O
amor é sempre misterioso. Até mesmo o que sentimos por alguns autores mais do
que por outros. Jorge Luis Borges, ele próprio um escritor apaixonante, evocou
pela vida afora, em entrevistas, cartas e textos, o escritor que havia encantado
a sua adolescência: o britânico Robert Louis Stevenson nascido na longínqua
Escócia. Eu tive e continuo a ter uma grande paixão pela francesa nascida na
Borgonha, Gabrielle Sidonie Colette, ou simplesmente Colette, que encantou a
minha juventude e continua a me encantar cada vez que a leio ou releio.
E
assim como fiz questão de conhecer alguns ensaios críticos sobre o não menos
apaixonante Marcel Proust, li sobre Colette, entre outros, o maravilhoso livro
de Julia Kristeva a ela consagrado na famosa trilogia sobre o gênio feminino,
(do qual as outras representantes são Melanie Klein e Hannah Arendt). E há
pouco tempo percorri, de Guy Durey, o Abecedário de Colette, e só não posso
dizer de A a Z porque acaba em W, a letra inicial de Willy, pseudônimo do
primeiro marido da escritora, (Henry Gauthier-Villars), que descobriu e
estimulou o talento da jovem borgonhesa que haveria de elaborar uma das escritas
mais fascinantes que a literatura francesa deu ao mundo.

Colette
(1873-1954) é de uma época em que a gratuidade da arte ainda equivalia à sua
absoluta necessidade.
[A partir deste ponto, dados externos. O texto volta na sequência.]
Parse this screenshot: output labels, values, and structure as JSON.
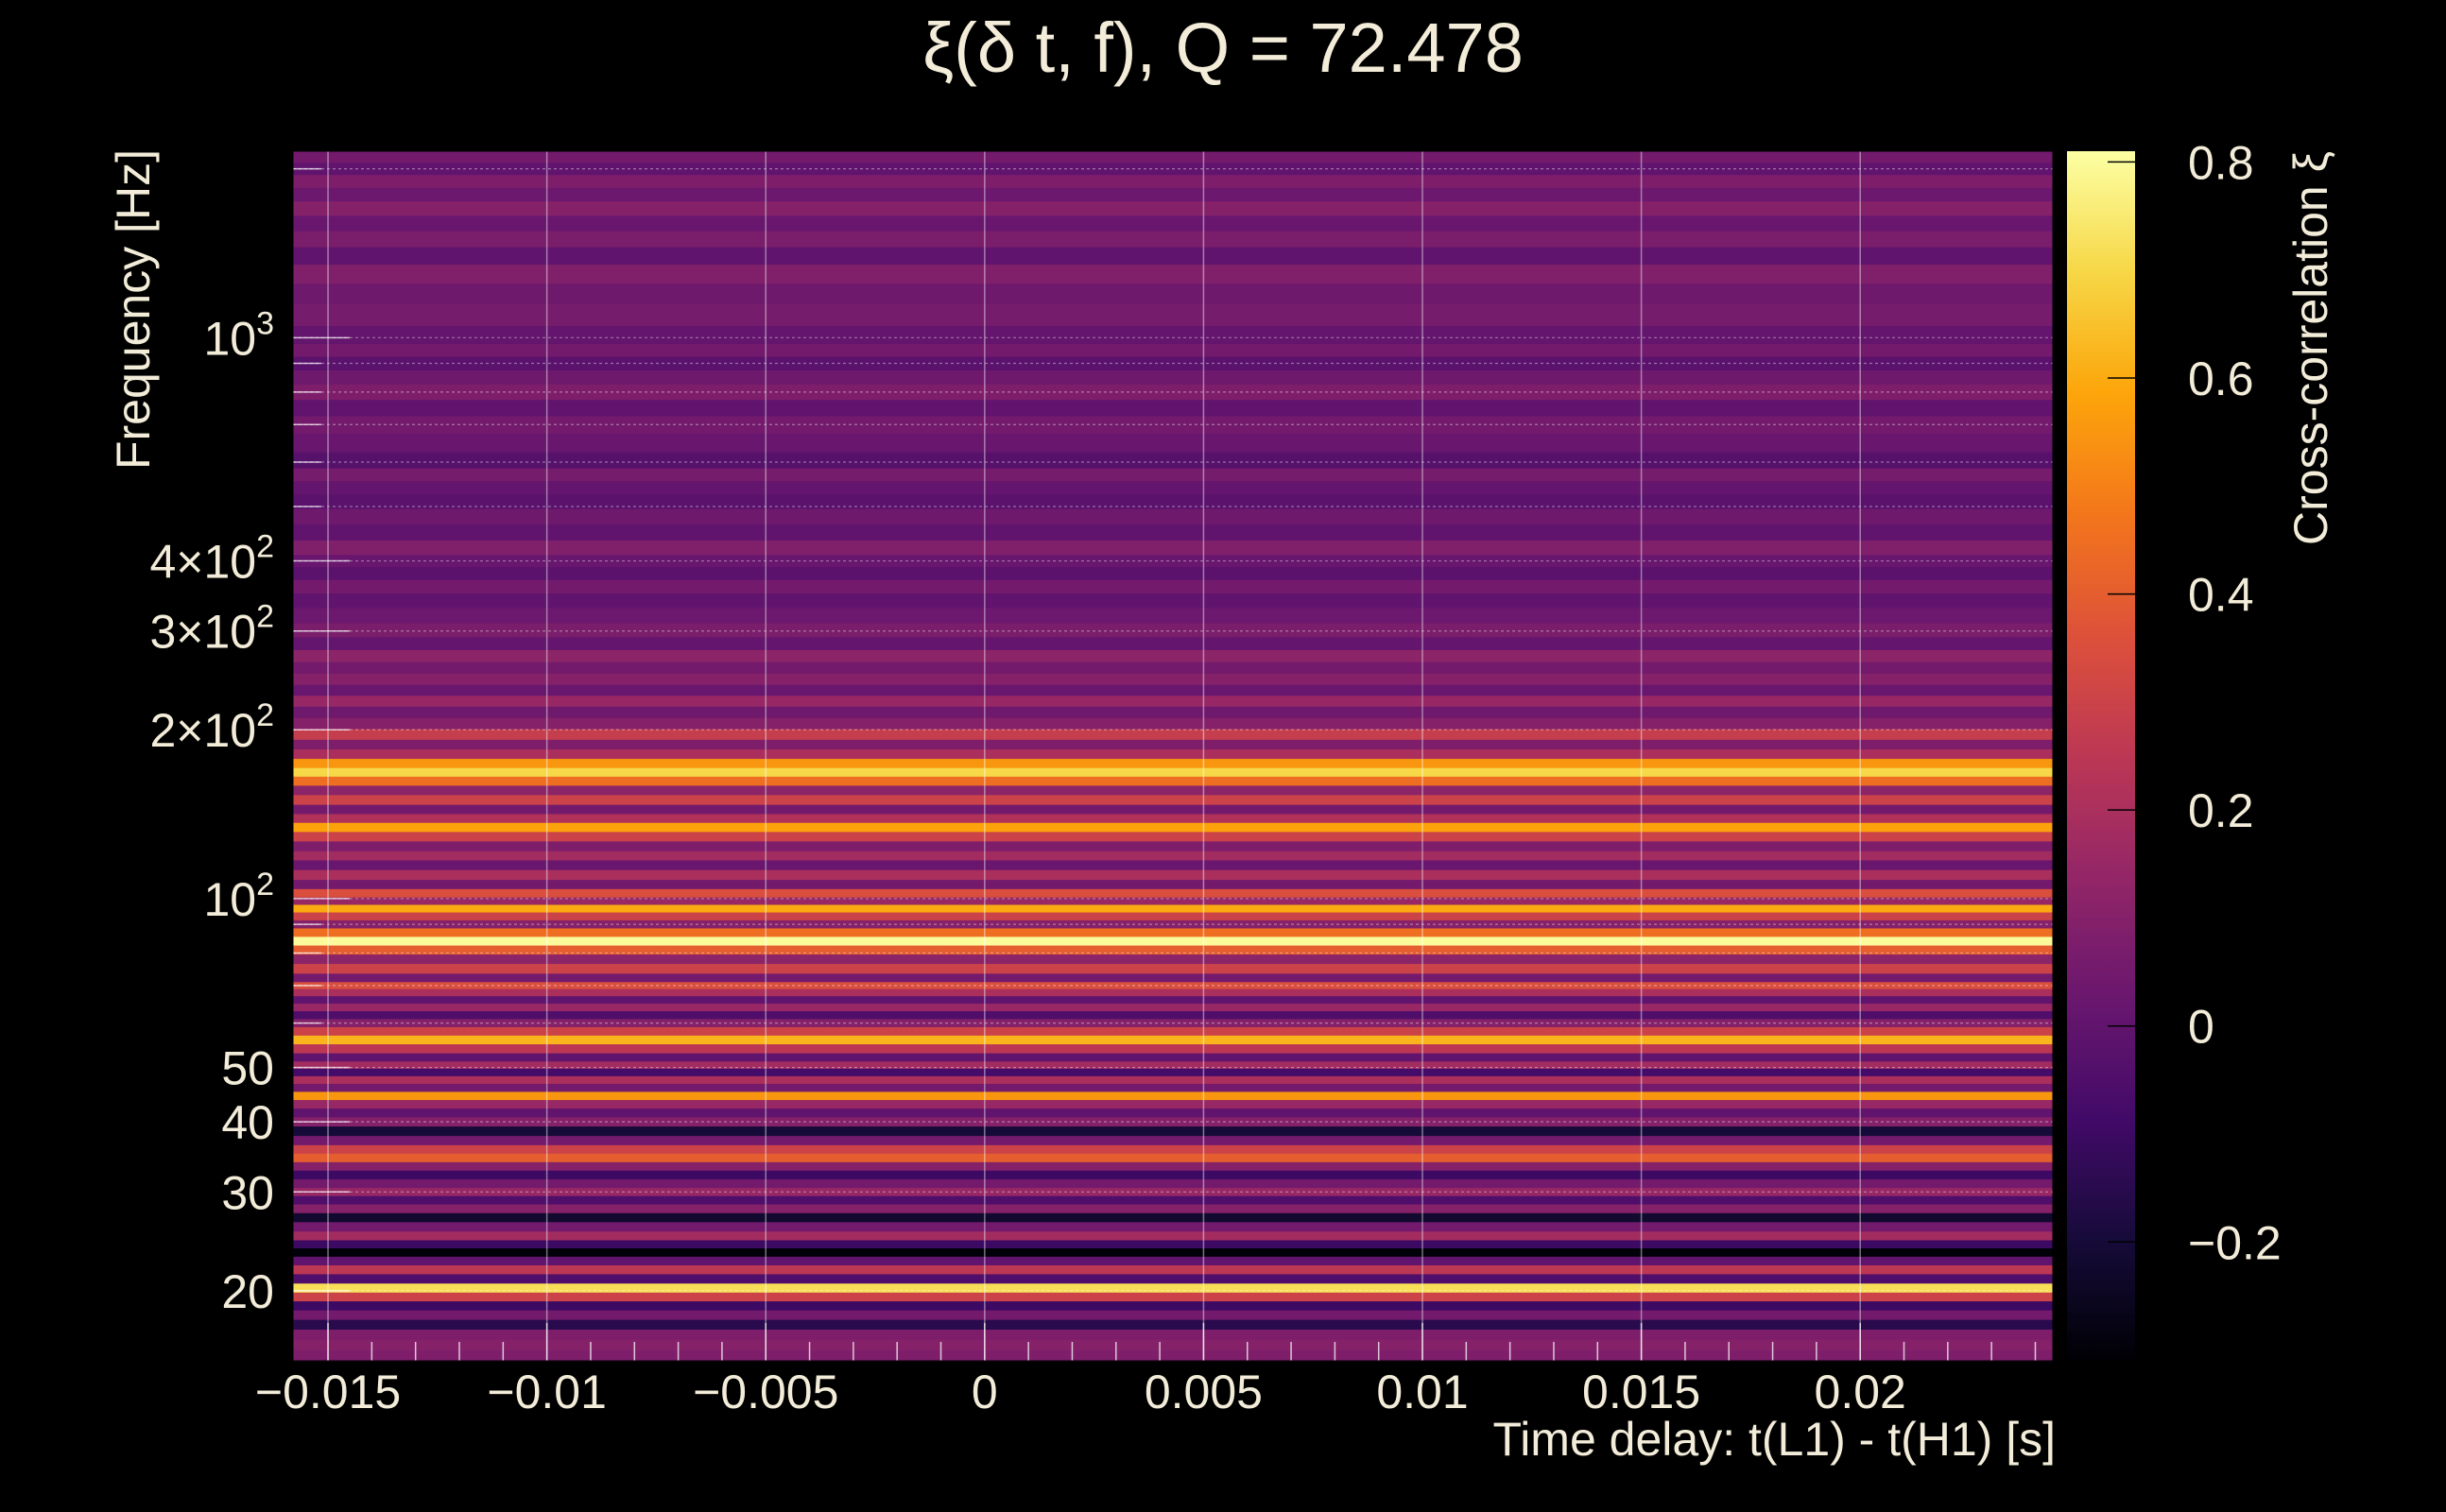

Ela fez pantomima, foi atriz de vaudeville e de teatro
quando até mesmo o que hoje chamaríamos de entretenimento possuía uma “aura”, um
certo mistério. Foi na literatura, porém, que essa artista múltipla se revelou
magnífica. Desde os primeiros livros assinados abusivamente por Willy, depois
por Willy-Colette, a escrita tornou-se sua grande aventura, como diz Durey, - a
aventura das palavras, da língua e da poesia.
Sim,
porque sem nunca ter escrito versos, como a nossa Clarice Lispector, Colette
criou também um oceânico poema em prosa. Seu uso refinado e original de
metáforas revela uma visão de mundo enriquecida pelo conhecimento de plantas,
flores, insetos e animais, aguçada pela sensibilidade aos cheiros, às cores e
aos sabores, tudo o que a infância em Saint-Sauveur-en-Puisaye e o jardim
paradisíaco de sua mãe nela fizeram desabrochar. Decorre daí sua tão famosa
sensualidade, que é abrangente, que é erótica como a vida. Por isso, Julia
Kristeva define sua escrita como la chair du monde, a carne do
mundo.
Vitalista,
como Nietzsche, Colette é também psicóloga. Seu olhar penetrante analisa os
personagens de forma implacável, mais como quem observa e compreende, não como
quem julga e condena. E quando aborda temas que outros escritores podem tornar
escabrosos, ela o faz com delicadeza e muitos silêncios. Libertária nos
romances, como em sua própria vida, jamais é escatológica ou vulgar. Há malícia
em muitos dos seus relatos, mau-gosto, jamais. Seus livros foram parar no Index
da Igreja Católica provavelmente por causa de sua vida considerada “imoral”,
para os padrões da época, não pelo que escreveu. Ou talvez o Vaticano estivesse
numa fase totalmente avessa à poesia. Pois em seus livros, quando os tons são
mais crus, há também delicadeza, quando o tema é erótico, há também pureza.
Meus
amigos conhecem a pequena coleção de pesos de papel, que venho aumentando ao
longo dos anos, numa clara e confessa imitação da grande coleção de
sulfures, que a escritora francesa preferia chamar de bolas de vidro ou
bolas coloridas. E ao referir-se a elas, costumava brincar dizendo que eram
pesos de papel para não pesar sobre papel algum, como “arte pura por sua
inutilidade”. Colecionou-os, contudo, por mais de trinta anos explicando que “o
que é inútil é quase sempre inesgotável”.
Isso
lembra uma epígrafe, de Henri de Regnier, que Maurice Ravel colocou na partitura
de uma de suas obras: Le plaisir délicieux et toujours nouveau d’une
occupation inutile. (O prazer delicioso e sempre novo de uma ocupação
inútil). Contemporâneo e amigo de Colette, o grande músico, inspirado em texto
dela, escreveu uma de suas obras-primas: L’enfant et les sortilèges.
É uma
ópera totalmente diferente: o personagem principal é um menino que está vivendo
uma crise de rebeldia e se diz com preguiça de fazer os deveres, com vontade de,
ao contrário do que sempre acontece, colocar Sua Mãe de castigo e porque ele
quer ser “mau, mau, mau”!
Irritada
e cansada, a mãe o deixa num helsalão que dá para um jardim e, de repente,
móveis e coisas tomam vida, se animam e cantam e dançam e as alucinações crescem
e se multiplicam, parecendo que tudo se arma contra ele. As árvores e os bichos
do jardim também o acusam e ameaçam. Até o momento em que, ao encontrar um
esquilo ferido, o menino se compadece e cuida da pata do bichinho. Seu gesto bom
é suficiente para redimi-lo de todas as traquinagens. Tudo se acalma então.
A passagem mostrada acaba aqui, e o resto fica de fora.